Figure 4: Why do financial institution still trade LIBOR futures/swaps?

  • Investment universe. SOFR products not approved by the investment committee.
  • Validation Model. validation had no time to do a full validation of the new products.
  • Systems. The system (risk/accounting) cannot cope with the SOFR products / the composition in-arrears.

Those reasons are valid reason from a very short term practical perspective, but certainly not valid 5 years after the "Future of LIBOR" speech by FCA, 4 years after the creation of SOFR and 1 year after one knows about the actual cessation date. It can take time to change systems, guidelines and validate changes. But by trading LIBOR products, you are only lying to yourself and hiding your weakness to yourself, not solving any of them. At the very least I would expect participants to trade the real think (SOFR swaps and futures), without frankensteins-like fallback, and book/report them in the best way they can.

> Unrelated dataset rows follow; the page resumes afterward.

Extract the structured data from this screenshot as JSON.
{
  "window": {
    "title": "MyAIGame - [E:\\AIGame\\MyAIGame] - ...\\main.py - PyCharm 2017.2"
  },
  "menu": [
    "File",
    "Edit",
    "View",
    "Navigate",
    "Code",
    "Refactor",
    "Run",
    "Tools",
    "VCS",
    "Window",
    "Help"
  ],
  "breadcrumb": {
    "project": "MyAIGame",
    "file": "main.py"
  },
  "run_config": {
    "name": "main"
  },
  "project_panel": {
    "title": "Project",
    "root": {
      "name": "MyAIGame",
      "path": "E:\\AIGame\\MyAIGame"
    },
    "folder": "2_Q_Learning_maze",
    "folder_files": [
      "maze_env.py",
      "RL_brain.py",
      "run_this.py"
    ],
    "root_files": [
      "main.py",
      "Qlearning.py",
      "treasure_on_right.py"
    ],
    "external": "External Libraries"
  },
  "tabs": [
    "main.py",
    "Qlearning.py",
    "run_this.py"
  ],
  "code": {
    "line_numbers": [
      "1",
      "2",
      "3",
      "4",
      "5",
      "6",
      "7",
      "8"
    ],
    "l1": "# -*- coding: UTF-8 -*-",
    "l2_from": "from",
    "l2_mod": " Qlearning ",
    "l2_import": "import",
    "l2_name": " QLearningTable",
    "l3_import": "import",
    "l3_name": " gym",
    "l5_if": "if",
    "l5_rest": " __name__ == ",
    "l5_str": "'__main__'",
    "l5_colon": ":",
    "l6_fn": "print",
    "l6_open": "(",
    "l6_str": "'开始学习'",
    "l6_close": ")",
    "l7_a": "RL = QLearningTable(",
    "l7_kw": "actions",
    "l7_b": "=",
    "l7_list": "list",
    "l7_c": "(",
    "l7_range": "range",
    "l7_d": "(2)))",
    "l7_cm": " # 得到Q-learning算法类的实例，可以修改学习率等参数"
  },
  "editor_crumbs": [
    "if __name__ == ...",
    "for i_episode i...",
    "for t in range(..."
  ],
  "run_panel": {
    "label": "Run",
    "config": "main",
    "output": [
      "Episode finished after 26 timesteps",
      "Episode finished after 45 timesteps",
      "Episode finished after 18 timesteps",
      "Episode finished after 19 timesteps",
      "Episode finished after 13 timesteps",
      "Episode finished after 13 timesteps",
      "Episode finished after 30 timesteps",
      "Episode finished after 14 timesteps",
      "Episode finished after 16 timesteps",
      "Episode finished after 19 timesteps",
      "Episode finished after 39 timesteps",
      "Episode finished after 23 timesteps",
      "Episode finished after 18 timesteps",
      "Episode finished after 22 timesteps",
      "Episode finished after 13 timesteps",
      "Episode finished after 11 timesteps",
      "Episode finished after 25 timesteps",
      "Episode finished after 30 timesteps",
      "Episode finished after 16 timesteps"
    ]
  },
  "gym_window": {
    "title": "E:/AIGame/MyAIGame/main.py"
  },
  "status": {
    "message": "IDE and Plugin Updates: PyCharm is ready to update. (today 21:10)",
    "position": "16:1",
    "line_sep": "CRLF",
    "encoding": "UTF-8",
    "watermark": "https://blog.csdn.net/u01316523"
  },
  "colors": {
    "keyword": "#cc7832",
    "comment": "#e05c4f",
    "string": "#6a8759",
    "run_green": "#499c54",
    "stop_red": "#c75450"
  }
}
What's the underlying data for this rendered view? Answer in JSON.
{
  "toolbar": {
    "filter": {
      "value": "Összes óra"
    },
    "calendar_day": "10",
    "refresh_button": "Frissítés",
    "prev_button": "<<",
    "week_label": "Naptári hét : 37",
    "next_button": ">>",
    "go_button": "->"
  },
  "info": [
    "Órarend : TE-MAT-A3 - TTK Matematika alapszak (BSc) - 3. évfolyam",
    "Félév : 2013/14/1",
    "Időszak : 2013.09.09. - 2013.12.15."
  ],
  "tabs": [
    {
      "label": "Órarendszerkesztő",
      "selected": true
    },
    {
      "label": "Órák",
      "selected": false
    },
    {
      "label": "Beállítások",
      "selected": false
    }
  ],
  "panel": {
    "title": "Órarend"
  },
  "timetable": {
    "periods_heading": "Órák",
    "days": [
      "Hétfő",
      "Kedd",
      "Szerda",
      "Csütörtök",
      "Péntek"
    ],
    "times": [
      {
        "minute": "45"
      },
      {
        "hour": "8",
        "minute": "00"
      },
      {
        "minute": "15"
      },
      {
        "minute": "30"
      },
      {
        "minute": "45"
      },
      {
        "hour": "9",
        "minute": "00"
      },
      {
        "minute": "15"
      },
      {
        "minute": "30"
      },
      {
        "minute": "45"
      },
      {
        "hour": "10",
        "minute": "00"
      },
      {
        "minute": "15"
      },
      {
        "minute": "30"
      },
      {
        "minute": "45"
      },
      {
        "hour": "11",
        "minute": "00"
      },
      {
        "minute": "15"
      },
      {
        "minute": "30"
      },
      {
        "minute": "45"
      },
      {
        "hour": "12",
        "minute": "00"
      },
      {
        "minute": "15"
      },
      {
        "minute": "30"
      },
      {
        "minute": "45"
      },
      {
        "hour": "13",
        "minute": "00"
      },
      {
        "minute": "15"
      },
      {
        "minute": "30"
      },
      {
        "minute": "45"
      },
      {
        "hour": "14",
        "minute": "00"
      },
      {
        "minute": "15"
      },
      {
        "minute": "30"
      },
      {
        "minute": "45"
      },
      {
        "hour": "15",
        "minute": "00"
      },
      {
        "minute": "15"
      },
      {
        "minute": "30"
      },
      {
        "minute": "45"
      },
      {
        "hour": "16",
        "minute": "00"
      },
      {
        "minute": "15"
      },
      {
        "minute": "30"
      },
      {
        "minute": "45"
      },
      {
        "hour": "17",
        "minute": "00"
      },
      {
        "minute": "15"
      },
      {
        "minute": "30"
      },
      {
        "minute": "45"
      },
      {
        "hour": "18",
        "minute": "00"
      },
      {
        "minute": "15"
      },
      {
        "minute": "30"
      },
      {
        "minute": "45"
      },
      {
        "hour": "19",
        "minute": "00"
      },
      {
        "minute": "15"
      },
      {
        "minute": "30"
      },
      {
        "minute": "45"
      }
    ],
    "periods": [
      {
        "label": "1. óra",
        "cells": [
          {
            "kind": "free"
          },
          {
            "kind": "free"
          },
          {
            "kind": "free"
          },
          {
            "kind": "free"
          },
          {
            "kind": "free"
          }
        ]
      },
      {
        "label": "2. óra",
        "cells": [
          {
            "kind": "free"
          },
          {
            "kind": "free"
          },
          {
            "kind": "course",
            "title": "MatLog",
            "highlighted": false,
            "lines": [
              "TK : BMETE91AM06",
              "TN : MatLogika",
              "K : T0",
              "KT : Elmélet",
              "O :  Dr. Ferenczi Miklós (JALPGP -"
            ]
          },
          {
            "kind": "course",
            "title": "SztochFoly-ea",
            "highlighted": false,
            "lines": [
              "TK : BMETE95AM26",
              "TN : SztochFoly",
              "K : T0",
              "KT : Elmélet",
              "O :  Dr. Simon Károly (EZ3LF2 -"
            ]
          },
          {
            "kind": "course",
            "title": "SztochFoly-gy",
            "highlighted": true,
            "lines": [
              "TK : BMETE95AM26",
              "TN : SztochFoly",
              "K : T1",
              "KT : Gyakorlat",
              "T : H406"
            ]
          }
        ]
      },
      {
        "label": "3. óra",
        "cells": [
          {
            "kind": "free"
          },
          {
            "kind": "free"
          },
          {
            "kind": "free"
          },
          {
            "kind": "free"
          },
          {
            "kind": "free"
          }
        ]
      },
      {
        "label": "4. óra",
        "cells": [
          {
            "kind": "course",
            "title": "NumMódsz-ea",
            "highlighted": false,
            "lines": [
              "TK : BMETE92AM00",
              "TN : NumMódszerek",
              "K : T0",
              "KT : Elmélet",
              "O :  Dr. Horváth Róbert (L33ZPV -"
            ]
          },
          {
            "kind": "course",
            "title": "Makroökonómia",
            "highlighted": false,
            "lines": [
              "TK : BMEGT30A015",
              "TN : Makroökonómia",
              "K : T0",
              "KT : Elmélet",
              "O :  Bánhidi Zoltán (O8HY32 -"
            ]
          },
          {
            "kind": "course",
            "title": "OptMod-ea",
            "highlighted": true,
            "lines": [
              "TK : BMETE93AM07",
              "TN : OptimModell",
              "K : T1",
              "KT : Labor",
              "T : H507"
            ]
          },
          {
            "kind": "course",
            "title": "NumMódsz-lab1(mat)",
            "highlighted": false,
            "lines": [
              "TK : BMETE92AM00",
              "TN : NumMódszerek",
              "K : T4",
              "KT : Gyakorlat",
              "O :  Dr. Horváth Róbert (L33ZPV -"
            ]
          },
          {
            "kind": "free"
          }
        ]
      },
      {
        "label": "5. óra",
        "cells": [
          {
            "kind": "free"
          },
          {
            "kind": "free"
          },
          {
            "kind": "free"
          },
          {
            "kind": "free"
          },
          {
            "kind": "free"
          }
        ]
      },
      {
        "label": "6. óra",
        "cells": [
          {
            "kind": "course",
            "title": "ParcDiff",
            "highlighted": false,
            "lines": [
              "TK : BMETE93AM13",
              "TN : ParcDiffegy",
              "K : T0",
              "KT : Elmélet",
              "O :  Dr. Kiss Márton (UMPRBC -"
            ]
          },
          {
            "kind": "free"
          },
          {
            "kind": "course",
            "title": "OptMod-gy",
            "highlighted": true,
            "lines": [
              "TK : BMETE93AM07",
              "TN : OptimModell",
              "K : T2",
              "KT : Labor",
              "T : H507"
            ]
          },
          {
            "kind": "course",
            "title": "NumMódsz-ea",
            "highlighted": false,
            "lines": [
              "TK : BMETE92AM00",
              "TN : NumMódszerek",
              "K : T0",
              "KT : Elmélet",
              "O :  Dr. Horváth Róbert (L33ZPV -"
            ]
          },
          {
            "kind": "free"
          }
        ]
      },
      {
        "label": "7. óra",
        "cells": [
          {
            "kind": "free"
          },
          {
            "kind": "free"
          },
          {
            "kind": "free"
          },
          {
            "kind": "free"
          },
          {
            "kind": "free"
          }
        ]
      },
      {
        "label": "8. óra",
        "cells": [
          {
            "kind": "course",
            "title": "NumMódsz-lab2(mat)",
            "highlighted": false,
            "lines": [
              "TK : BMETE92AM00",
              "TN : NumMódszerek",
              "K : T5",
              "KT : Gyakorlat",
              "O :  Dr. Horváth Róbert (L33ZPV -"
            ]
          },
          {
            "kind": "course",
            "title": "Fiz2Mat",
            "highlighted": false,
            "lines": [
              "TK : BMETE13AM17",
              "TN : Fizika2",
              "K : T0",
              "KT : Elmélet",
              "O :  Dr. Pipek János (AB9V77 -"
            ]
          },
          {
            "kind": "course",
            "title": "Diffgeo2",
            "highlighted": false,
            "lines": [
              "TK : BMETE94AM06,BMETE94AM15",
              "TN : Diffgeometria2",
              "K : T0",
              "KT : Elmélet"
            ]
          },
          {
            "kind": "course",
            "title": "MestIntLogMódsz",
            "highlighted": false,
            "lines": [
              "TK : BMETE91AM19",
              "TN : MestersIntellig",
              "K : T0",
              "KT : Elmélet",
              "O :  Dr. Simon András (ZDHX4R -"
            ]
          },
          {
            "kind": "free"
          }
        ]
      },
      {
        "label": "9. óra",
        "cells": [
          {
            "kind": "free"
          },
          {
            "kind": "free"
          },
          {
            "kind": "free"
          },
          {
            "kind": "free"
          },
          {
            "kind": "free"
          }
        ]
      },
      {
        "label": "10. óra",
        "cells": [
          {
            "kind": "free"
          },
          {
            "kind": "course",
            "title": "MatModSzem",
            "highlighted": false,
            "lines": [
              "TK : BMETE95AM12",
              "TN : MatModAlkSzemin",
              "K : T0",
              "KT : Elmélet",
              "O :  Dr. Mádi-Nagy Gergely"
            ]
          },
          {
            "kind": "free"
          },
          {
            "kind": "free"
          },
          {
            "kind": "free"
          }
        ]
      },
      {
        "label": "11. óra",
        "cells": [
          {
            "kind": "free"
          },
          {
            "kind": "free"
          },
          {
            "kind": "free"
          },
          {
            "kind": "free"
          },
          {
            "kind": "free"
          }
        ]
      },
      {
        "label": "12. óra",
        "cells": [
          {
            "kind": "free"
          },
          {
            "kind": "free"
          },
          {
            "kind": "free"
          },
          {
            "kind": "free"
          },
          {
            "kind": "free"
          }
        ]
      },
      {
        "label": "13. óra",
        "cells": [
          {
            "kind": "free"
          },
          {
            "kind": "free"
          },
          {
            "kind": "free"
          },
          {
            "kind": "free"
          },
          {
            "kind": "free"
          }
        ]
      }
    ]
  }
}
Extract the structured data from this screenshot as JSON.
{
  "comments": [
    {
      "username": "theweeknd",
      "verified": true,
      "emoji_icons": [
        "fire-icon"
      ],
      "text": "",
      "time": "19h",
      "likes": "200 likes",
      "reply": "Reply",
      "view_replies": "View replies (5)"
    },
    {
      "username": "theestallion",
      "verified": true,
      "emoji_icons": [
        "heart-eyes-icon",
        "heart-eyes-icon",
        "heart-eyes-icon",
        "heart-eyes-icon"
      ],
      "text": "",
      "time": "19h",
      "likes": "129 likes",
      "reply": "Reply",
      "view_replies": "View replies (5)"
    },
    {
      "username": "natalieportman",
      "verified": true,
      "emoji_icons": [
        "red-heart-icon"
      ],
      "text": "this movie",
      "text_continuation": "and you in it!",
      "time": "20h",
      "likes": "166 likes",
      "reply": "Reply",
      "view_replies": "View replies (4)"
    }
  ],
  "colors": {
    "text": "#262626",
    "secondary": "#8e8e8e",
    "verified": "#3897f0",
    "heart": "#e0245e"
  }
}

That could simply be to create swaps/futures linked to SOFR term rate (same system complexity as LIBOR) and adjust the booking as soon as possible. At least you will represent the bulk of your risk correctly and link it to SOFR!

Don't hesitate to contact us for advisory work related to the transition, the associated model developments, validation, or implementation.

Wednesday, 15 June 2022

ESTR: Volume and term rate

This week, SOFR as usual (small progress) but important news on the ESTR side. EMMI (the administrator of EURIBOR and the disappeared EONIA) has started to publish a ESTR Term rate (in beta version).

The Term rates are unfortunately not part of the fallback in the derivative ISDA definition but the Euro Risk Free Rates Working Group has recommended a forward-looking term rate as a fallback for EURIBOR for certain asset classes.

This new step in the direction of a term rate is accompanied by an important surge in the ESTR-OIS volume as can be seen in Figure 1. The weekly volume was around USD 6.8 trillions. By comparison SOFR volume was around USD 3.2 trillions, less than 50%.

Figure 1: Weekly ESTR volume at LCH.

As described in several SOFR related blogs and seminars (e.g. here), the share of the ESTR short term trades (in gray in Figure 1) is quite high. The ESTR liquidity is concentrated where it is important to have a robust ESTR Term rate. This is by opposition to USD-SOFR where only a small part of the volume is short term and the recommended SOFR Term rate is based on futures which require an arbitrary interpolation schemes and un-hedgeable time weights.

Also in relative terms, ESTR is taking more importance. As displayed in Figure 2, the ESTR share has reached 60% last week, to be compared with SOFR share at 37%.

Figure 2: Weekly share by product type at LCH.